Fun things happen when your code lives on the Internet. Take this one component we support and maintain at TUNE. It's old and brittle, but it's a low priority problem since it's usually not on fire and only a handful of folks use it. (When you're working at scale, you must sometimes embrace that mindset.)
One day last month, this codebase went from a lovable oddball to a legitimate problem when it began alerting constantly due to failed health checks. We have thousands of instances, but this particular component drove more PagerDuty alerts than any system company-wide over the past 4 weeks. No one knew why.
Now, this system has squawked at us from time to time in the past. Our usual approach is to patch it up and move on. I'm one of the chief perpetrators of this approach so I guess I'm obligated to defend it here. My reasoning always was, it's this weird little thing with very limited usage; there's practically no way I'll make it worse! This approach usually worked fine: the alarms would silence and we could focus on more valuable problems for the next few months.
I tried this same approach again in early January, and this time, it didn't work. I mean, it mostly worked; after my change, the alarms went from 20 a day to 2 a day. That was still just enough to cross the threshold of annoyance for our oncall engineers, though.
The Problem Was, We Didn't Know the Problem
I dug into the nginx logs to understand all the other requests that were being fired during these alerting moments and I soon realized something interesting about the logs. There were a lot of them! So many logs, in fact, that it was hard to glean anything via my usual cat / grep / awk / sort / uniq toolkit.
When gigabytes of evidence conflict with your own poorly-understood models of a system, it's time to reassess. That's what I did. Rather than slap on another band aid to this codebase, I spent a couple of days getting its access and error logs into our Elasticsearch + Logstash + Kibana stack. (Side note: the ELK stack's development environment is convoluted and insane. Once you finally get it into a state where you can actually debug things, you might as well go nuts and figure out how to parse lots of different logs. The end results are impressive and informative so it's probably worth the frustration.)
Once I was able to visualize request load and latency in Kibana, I realized that absolutely none of us understood how this codebase was being used or the load it was under. If you'd told me, prior to this, that this system was taking 2,000 requests a day, I would've believed you. In fact, I would've said, "Good job, little codebase, for handling that!" And I would've had no idea what I was talking about, because the logs showed 2 million requests a day. The crazy part isn't the load; the crazy part is that our expectations were orders of magnitude off and had been for years.
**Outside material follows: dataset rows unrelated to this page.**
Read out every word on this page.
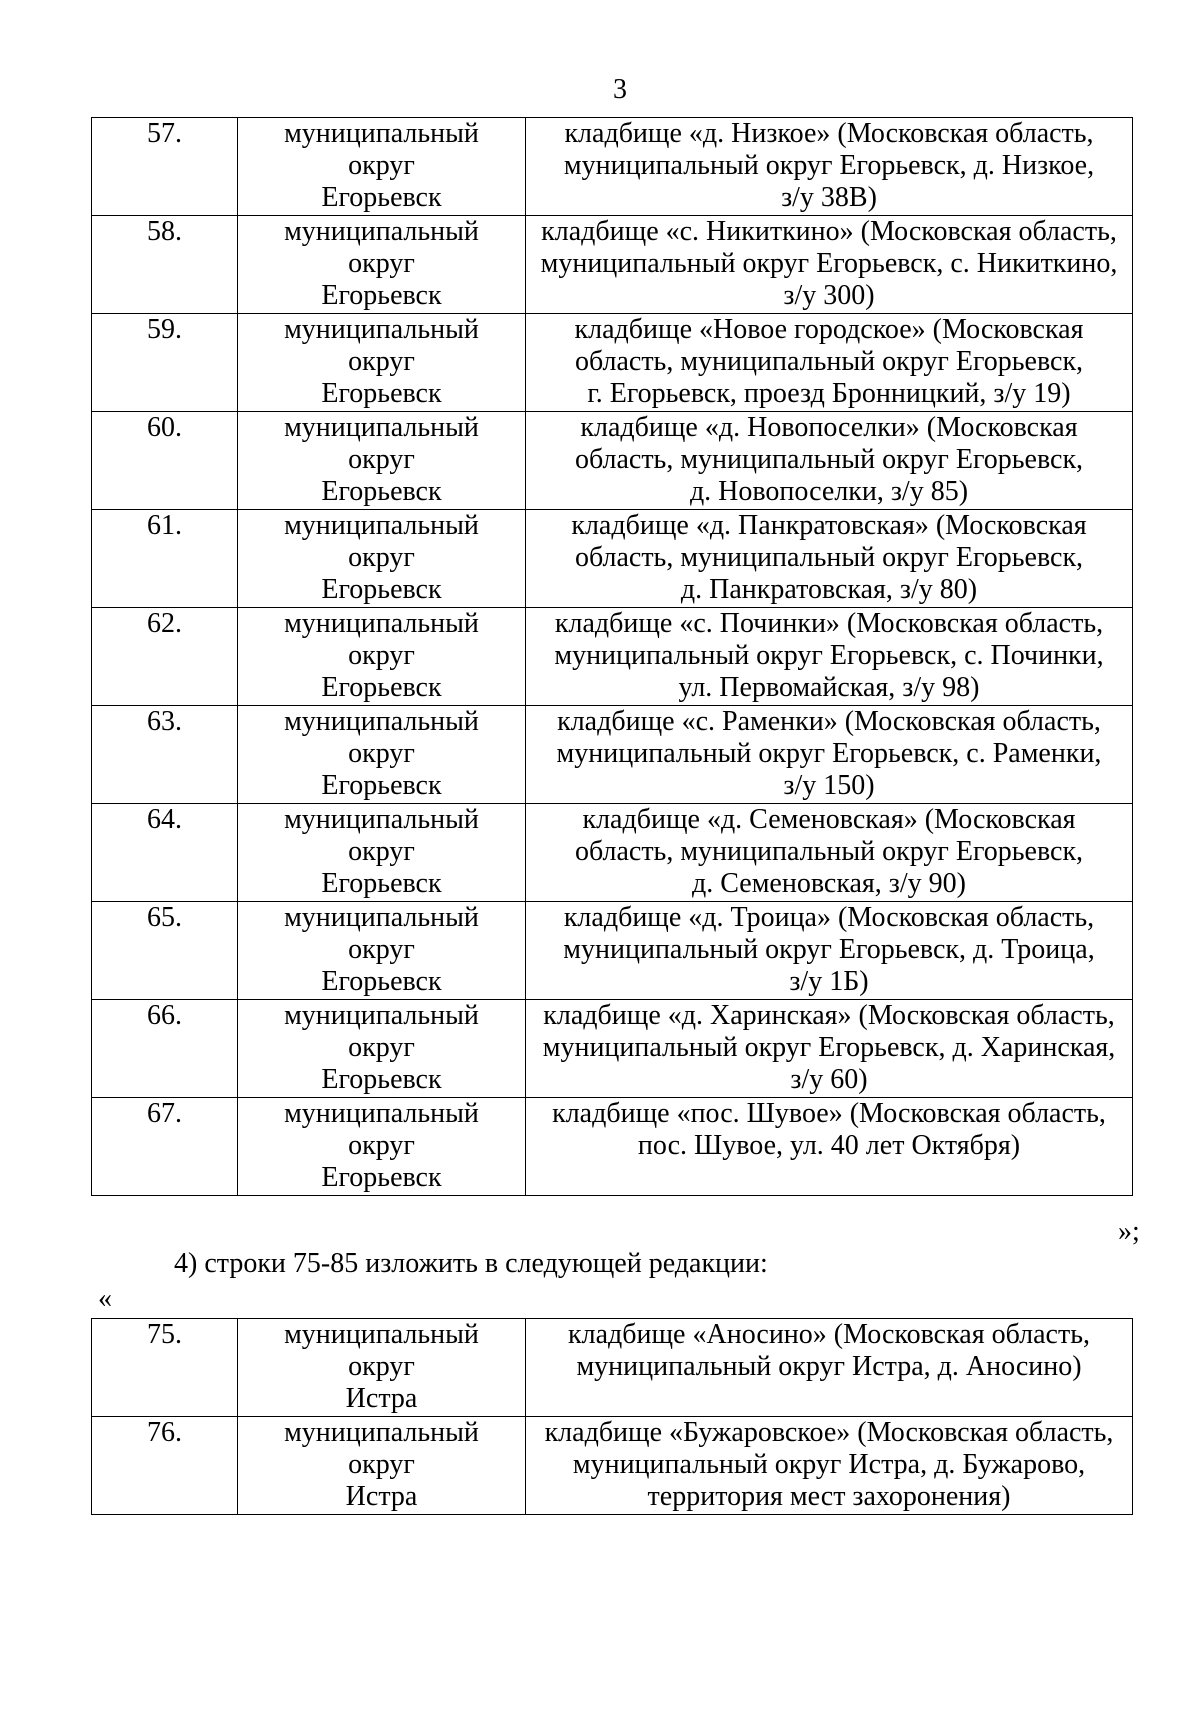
3
57.	муниципальный
округ
Егорьевск	кладбище «д. Низкое» (Московская область,
муниципальный округ Егорьевск, д. Низкое,
з/у 38В)

58.	муниципальный
округ
Егорьевск	кладбище «с. Никиткино» (Московская область,
муниципальный округ Егорьевск, с. Никиткино,
з/у 300)

59.	муниципальный
округ
Егорьевск	кладбище «Новое городское» (Московская
область, муниципальный округ Егорьевск,
г. Егорьевск, проезд Бронницкий, з/у 19)

60.	муниципальный
округ
Егорьевск	кладбище «д. Новопоселки» (Московская
область, муниципальный округ Егорьевск,
д. Новопоселки, з/у 85)

61.	муниципальный
округ
Егорьевск	кладбище «д. Панкратовская» (Московская
область, муниципальный округ Егорьевск,
д. Панкратовская, з/у 80)

62.	муниципальный
округ
Егорьевск	кладбище «с. Починки» (Московская область,
муниципальный округ Егорьевск, с. Починки,
ул. Первомайская, з/у 98)

63.	муниципальный
округ
Егорьевск	кладбище «с. Раменки» (Московская область,
муниципальный округ Егорьевск, с. Раменки,
з/у 150)

64.	муниципальный
округ
Егорьевск	кладбище «д. Семеновская» (Московская
область, муниципальный округ Егорьевск,
д. Семеновская, з/у 90)

65.	муниципальный
округ
Егорьевск	кладбище «д. Троица» (Московская область,
муниципальный округ Егорьевск, д. Троица,
з/у 1Б)

66.	муниципальный
округ
Егорьевск	кладбище «д. Харинская» (Московская область,
муниципальный округ Егорьевск, д. Харинская,
з/у 60)

67.	муниципальный
округ
Егорьевск	кладбище «пос. Шувое» (Московская область,
пос. Шувое, ул. 40 лет Октября)
»;
4) строки 75-85 изложить в следующей редакции:
«
75.	муниципальный
округ
Истра	кладбище «Аносино» (Московская область,
муниципальный округ Истра, д. Аносино)

76.	муниципальный
округ
Истра	кладбище «Бужаровское» (Московская область,
муниципальный округ Истра, д. Бужарово,
территория мест захоронения)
Once I was able to see that traffic, I realized a few things. First, this system was way more important to our customers than I thought and had been for a while. Second, it had been stretched way beyond its limits. Third, the thinking that led us into this conundrum had probably caused us to undervalue other components.
They're Out to Get You
If I had to draw a single conclusion from all this, it's that ignorance is not an operational strategy. Don't allow a lack of clanging alarms or 0 outraged bug reports soothe you into a false sense of security. If you want to write important code that performs meaningful tasks for your customers, you can't deploy it and hope for the best. You'll never spot your problems when you're operating via blind optimism.
If ignorance isn't an operational strategy, what is? Paranoia. You should code and run your systems like a large group of Internet lunatics are out to abuse the hell out of them.
With properly-directed, well-intentioned paranoia, you can spot your operational problems before they become catastrophes. Focus the paranoia on your process, and ensure that the delivery of metrics, alarms, and run books are required for every major push. Focus the paranoia on your metrics and review them regularly to understand where system performance is headed. Focus the paranoia on your outages and work hard to understand, then address, the root causes of your problems.
Once you've successfully changed your mindset and are running your systems like the Internet is out to get you, you've suddenly got a fascinating new lens to view your software through. You can think systematically about quality and scale. You don't have to rely on band-aids for the problem of the week. You can sleep well, knowing that 3 AM alarms will be few and legitimate. Ironically enough, you work your way to worry-free software by harnessing the power of paranoia.